A fronte di un relativo peggioramento dell’indicatore di competitività nei primi due trimestri del 2002, si accompagna una contrazione consistente sia delle importazioni (-6,0%) che delle esportazioni (-5,2%) relative all’intera economia. Nel settore metalmeccanico gli stessi indicatori mostrano un calo dell’8,1% (importazioni) e del 7,2% (esportazioni).

Confrontando (vedi tabella 2) il valore del saldo attivo per il settore metalmeccanico e per l’intera economia si osserva che – per il primo semestre 2002 – il risultato positivo della bilancia commerciale dipende in modo consistente dall’andamento del settore metalmeccanico.

Entrando più nello specifico, si può notare come l’unico comparto dell’industria metalmeccanica che registra un saldo positivo è quello relativo alle Macchine e apparecchi meccanici (15.646 milioni di euro, di cui 25.297 da esportazioni e 9.651 dalle importazioni), quello che si raduna attorno ai Beni strumentali e si tratta, in definitiva, del comparto che dà il principale contributo positivo al saldo commerciale dell’intera economia.

In termini generali, nei primi 8 mesi del 2002 la produzione metalmeccanica ha fatto registrare un calo intorno al 6%, confermando così il trend negativo che si era già manifestato nel 2001 (–3%): un calo che nel 2002 si è manifestato in tutti i comparti dell’industria del settore.

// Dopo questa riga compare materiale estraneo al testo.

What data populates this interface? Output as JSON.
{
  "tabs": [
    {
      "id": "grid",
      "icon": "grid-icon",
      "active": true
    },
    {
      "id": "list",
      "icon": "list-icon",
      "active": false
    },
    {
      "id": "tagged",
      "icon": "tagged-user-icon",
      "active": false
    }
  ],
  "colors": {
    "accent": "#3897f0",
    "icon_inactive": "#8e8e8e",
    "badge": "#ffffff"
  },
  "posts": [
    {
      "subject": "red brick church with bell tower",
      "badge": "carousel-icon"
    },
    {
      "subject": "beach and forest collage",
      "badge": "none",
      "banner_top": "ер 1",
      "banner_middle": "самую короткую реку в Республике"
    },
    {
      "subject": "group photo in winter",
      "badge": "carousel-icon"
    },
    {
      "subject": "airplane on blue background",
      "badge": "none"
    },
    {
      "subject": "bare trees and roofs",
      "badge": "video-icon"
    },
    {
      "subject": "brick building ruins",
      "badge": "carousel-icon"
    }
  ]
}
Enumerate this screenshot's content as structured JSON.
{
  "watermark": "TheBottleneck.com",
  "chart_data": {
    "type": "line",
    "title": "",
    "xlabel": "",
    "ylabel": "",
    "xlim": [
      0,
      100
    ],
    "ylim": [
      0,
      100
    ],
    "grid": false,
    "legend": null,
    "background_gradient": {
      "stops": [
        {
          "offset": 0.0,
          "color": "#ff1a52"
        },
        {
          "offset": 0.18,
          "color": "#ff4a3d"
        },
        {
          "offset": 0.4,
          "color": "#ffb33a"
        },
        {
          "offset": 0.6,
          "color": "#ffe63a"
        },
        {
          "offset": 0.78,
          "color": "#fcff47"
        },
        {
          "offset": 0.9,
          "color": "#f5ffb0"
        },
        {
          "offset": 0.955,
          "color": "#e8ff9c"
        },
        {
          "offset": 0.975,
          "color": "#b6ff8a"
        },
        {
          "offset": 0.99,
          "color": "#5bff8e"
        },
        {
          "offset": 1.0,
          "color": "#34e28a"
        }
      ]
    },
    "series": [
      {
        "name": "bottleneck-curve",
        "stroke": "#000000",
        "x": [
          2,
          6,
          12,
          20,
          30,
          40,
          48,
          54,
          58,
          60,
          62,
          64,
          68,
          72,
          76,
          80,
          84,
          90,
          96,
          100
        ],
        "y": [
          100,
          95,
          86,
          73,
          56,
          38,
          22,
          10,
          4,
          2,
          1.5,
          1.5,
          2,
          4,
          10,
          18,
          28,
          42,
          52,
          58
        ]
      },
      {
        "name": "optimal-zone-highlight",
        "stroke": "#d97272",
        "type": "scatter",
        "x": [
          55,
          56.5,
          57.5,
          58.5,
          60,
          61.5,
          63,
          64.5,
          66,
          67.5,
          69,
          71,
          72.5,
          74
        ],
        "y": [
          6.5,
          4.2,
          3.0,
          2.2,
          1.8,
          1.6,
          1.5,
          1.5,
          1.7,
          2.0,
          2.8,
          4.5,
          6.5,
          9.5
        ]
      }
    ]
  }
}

Il fascicolo in uscita dell’”Osservatorio”, infine, contiene per la prima volta un esame della struttura occupazionale derivante dai dati dell’Indagine sulle Forze di lavoro di fonte Istat: un’indagine di tipo campionario che se per le sue caratteristiche può presentare qualche limite (nel senso di stimare i fenomeni osservati), d’altro canto offre informazioni altrimenti difficilmente reperibili. I dati, aggiornati all’aprile 2002, indicano 2.137.000 addetti al settore metalmeccanico, di cui l’86,3% dipendenti e il 13,7% indipendenti. Le donne rappresentano nel complesso il 20,9% degli occupati dipendenti e la maggior presenza femminile si presenta tra gli impiegati (37,9%), mentre tra gli operai e gli apprendisti il loro peso è pari al 15%. Per quanto riguarda l’evoluzione dell’occupazione dipendente, secondo l’Indagine sulle forze di lavoro, si registra un aumento dello 0,6 nel primo semestre del 2002, come risultante di un incremento dello 0,6% di quella maschile e di un decremento dell’ 1% di quella femminile.